# Druckbereich eingrenzen!?



## Sebigf (10. Juli 2005)

Hallo zusammen!

Ich sage direkt, ich weis nicht obs eine JS sache ist oder HTML, deswegen nicht schlagen wenn ichs falsch gepostet habe. 

Es geht darum, ich habe eine Seite mit Inhalten.

Sagen wir, ich habe eine Rechnung die aus einer DB gelesen wird und in eine Seite mit Navi includet wird.

Jetzt möchte ich z.b. "nur die Rechnung" ausgedruckt haben, ohne noch extra ein popup oder weiterleitung machen zu müssen.

Z.b. nur Inhalte aus einem <div> bereich (rechnung z.b.) sollen dann gedruckt werden.

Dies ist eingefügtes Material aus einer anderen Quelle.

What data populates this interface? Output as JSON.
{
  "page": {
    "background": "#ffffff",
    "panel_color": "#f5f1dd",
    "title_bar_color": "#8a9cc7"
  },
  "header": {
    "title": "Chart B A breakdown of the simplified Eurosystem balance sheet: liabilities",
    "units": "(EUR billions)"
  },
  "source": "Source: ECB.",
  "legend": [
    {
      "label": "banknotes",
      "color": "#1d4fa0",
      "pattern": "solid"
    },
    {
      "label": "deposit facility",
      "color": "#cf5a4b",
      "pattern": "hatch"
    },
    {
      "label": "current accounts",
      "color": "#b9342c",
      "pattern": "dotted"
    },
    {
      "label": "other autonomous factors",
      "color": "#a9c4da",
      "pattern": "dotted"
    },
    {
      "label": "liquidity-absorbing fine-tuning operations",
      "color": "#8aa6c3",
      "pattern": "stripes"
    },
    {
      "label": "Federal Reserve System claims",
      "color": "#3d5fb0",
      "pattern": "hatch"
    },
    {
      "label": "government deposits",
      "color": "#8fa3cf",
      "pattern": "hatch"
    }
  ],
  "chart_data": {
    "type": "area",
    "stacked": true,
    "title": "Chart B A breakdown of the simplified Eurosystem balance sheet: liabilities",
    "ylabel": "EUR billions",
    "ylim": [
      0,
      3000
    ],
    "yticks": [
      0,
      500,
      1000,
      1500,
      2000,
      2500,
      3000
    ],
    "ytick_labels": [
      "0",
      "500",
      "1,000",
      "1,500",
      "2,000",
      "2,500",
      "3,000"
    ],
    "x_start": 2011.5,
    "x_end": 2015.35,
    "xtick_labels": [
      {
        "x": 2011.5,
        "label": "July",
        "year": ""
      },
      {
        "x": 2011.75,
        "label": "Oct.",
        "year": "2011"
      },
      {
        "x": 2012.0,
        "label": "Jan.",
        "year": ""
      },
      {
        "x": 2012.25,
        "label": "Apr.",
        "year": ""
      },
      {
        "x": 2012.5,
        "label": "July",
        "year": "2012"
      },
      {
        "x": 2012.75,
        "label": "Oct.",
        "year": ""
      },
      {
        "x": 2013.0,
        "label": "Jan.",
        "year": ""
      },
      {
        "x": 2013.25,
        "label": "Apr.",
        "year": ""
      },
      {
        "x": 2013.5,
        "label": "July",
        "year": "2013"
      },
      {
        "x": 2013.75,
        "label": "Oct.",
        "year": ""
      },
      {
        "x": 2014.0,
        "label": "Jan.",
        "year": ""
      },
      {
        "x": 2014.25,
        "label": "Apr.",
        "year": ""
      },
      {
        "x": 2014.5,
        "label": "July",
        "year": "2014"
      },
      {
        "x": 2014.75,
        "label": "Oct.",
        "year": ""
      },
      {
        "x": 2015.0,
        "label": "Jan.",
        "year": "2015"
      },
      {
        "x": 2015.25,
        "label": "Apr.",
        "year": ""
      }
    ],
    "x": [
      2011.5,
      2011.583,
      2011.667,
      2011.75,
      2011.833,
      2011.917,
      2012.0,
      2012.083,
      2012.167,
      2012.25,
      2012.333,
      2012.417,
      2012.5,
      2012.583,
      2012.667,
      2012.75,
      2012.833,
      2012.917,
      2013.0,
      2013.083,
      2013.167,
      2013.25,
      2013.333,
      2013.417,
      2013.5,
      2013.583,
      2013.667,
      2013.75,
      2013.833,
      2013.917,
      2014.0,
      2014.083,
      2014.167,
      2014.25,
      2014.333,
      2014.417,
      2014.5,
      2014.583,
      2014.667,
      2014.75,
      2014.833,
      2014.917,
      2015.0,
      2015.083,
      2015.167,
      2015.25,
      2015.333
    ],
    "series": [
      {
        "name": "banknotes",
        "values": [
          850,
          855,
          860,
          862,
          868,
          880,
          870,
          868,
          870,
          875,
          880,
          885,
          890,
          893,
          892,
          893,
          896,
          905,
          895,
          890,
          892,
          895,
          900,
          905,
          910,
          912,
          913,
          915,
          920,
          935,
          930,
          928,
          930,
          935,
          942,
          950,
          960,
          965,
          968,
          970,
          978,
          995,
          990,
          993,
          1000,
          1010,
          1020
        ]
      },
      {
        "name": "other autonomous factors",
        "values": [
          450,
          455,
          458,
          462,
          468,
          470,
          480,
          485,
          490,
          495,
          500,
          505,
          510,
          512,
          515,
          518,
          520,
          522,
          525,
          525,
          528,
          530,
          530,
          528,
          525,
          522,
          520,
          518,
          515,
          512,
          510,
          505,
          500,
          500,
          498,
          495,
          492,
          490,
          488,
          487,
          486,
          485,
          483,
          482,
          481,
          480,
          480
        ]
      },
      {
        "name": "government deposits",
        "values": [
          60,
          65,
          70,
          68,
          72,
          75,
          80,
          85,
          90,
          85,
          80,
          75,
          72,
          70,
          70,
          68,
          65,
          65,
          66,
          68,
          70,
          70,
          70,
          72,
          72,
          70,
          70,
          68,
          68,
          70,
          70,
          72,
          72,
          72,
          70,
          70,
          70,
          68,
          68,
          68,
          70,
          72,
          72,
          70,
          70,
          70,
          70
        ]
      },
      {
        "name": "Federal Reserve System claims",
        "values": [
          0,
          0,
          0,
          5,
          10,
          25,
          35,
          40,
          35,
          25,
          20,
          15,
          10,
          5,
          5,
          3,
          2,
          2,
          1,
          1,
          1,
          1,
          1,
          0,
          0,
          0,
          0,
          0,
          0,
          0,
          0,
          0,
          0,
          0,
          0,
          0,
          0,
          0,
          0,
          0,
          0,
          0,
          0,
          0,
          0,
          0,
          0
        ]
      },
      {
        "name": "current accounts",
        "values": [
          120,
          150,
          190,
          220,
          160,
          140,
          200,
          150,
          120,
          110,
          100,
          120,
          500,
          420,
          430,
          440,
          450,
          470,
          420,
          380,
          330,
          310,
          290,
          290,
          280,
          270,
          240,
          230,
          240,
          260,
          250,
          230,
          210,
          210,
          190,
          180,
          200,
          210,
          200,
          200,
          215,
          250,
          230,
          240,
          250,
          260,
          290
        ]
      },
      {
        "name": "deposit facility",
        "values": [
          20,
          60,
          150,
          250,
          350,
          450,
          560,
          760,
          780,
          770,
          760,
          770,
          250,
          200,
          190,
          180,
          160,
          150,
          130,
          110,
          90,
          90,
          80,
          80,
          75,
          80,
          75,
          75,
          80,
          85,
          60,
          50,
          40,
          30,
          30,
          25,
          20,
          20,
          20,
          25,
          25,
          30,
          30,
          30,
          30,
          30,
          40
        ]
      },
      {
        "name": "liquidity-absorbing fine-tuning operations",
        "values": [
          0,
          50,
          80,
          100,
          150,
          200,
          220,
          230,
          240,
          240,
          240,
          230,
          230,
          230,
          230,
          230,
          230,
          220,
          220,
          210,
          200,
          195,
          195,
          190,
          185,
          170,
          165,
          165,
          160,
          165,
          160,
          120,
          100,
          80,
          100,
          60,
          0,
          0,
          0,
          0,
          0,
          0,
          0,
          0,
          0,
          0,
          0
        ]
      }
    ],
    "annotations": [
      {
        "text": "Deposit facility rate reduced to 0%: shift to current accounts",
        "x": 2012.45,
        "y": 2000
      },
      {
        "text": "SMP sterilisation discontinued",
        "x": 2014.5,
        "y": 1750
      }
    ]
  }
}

Ich hoffe ihr versteht was ich meine  

danke


----------



## Dennis Wronka (10. Juli 2005)

Ich denke das ist weder HTML noch JavaScript, sondern entweder eine Browser- oder CSS-Geschichte.


----------



## Gumbo (10. Juli 2005)

Mit einem Druck-Style-Sheet könntest du die „überflüssigen“ Elemente ausblenden.


----------



## Sebigf (10. Juli 2005)

Und wie sieht sowas aus`?

Ich meine, sonst würde ich es über popup machen, finde es aber etwas doof, weil viele popups hassen/blocken ^^


----------



## Dennis Wronka (10. Juli 2005)

Dazu hilft Dir der CSS-Bereich bei SelfHTML.
Layouts fuer Printmedien

Oder aber auch der Link von Gumbo.


----------



## Gumbo (10. Juli 2005)

Sebigf – Ich suche nicht umsonst passende Verweise zum Thema heraus, damit sie nicht beachtet werden.


----------